Global avian influenza surveillance data is available from the World Organization for Animal Health website at Avian Influenza – WOAH – World Organisation for Animal Health. Information about recent U.S. outbreaks of avian influenza in birds is available from USDA's APHIS webpage. Additional information about avian influenza surveillance in wild birds is available at the USGS National Wildlife Health Center.

Avian Influenza in Poultry (Domesticated Birds)

Domesticated birds (chickens, turkeys, ducks, etc.) may become infected with avian influenza A viruses through direct contact with infected waterfowl or other infected poultry, or through contact with surfaces that have been contaminated with the viruses.

Avian influenza outbreaks in domesticated birds are of concern for several reasons:

  • the potential for low pathogenic avian influenza A(H5) and A(H7) viruses to evolve into highly pathogenic avian influenza A(H5) and A(H7) viruses with major agricultural implications
  • the potential for rapid spread and significant illness and death among poultry during outbreaks of highly pathogenic avian influenza
  • the economic impact and trade restrictions from a highly pathogenic avian influenza outbreak
  • the possibility that avian influenza A viruses could be transmitted to humans exposed to infected birds

When avian influenza A(H5) or A(H7) virus outbreaks occur in poultry, depopulation (or culling, also called "stamping out") of infected flocks is usually carried out. In addition, surveillance of flocks that are nearby or linked to the infected flock(s) and quarantine of exposed flocks with culling if disease is detected, are the preferred control and eradication methods. Past Outbreaks of Avian Influenza for more information about avian influenza A virus infections in U.S. poultry. More information about avian influenza in poultry in the United States is available through the United States Department of Agriculture's Animal and Plant Health Inspection Service website.

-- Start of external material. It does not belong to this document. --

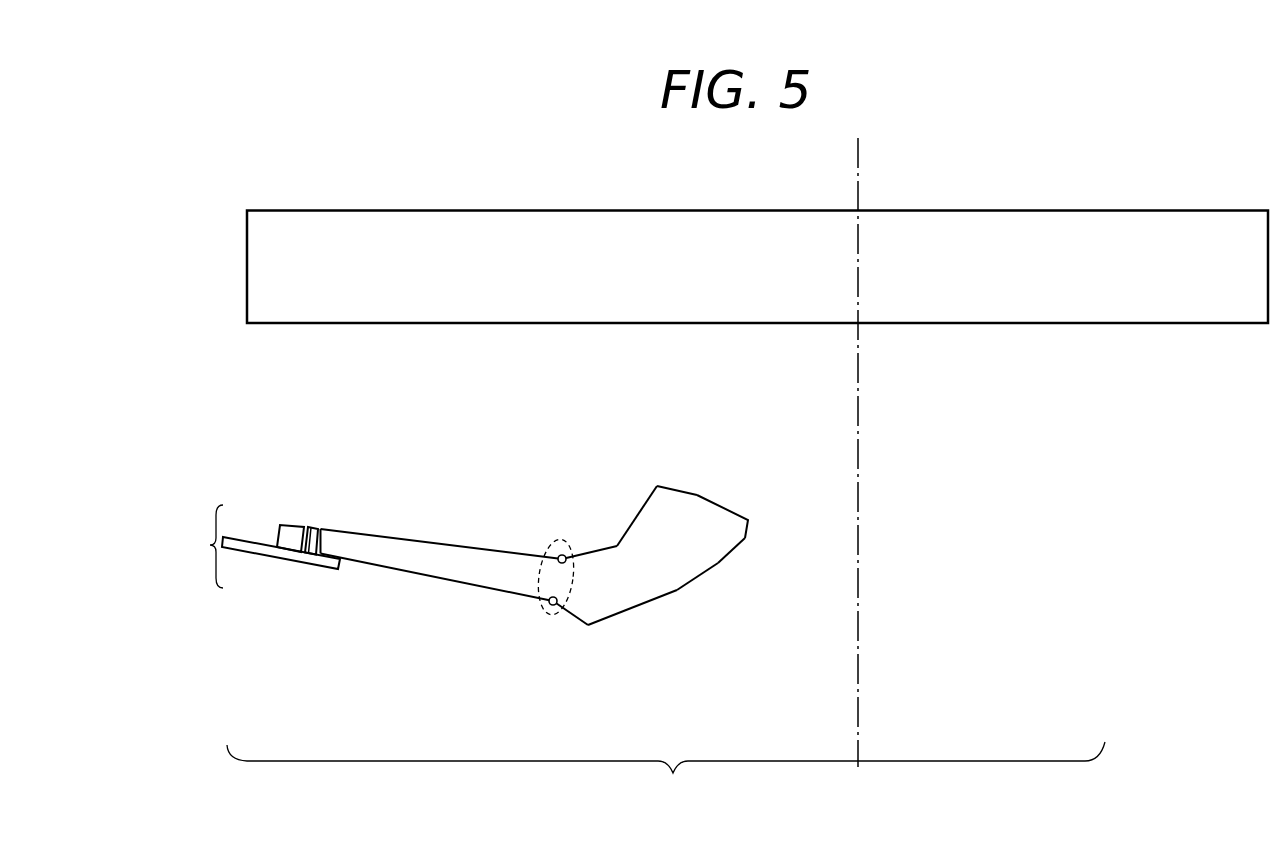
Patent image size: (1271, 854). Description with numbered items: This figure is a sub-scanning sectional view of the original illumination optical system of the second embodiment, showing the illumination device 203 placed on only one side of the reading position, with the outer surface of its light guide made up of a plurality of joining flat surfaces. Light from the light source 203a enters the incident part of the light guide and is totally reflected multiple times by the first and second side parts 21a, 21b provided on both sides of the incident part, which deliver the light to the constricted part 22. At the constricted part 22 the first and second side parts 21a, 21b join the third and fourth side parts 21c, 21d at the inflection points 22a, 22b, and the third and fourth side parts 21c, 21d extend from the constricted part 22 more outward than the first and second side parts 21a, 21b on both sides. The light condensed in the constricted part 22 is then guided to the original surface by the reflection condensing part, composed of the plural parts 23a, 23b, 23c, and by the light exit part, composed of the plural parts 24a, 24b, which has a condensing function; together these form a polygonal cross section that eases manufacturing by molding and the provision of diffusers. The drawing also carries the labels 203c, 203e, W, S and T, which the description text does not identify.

Surveillance for Avian Influenza

CDC, the United States Department of Agriculture (USDA), the World Health Organization (WHO), the World Organization for Animal Health (WOAH), and the Food and Agriculture Organization of the United Nations (FAO) conduct routine surveillance to monitor influenza viruses for changes that may have implications for animal and public health. CDC and WHO surveillance efforts are focused on human health. FAO and WOAH are concerned with issues affecting animals, food and agriculture.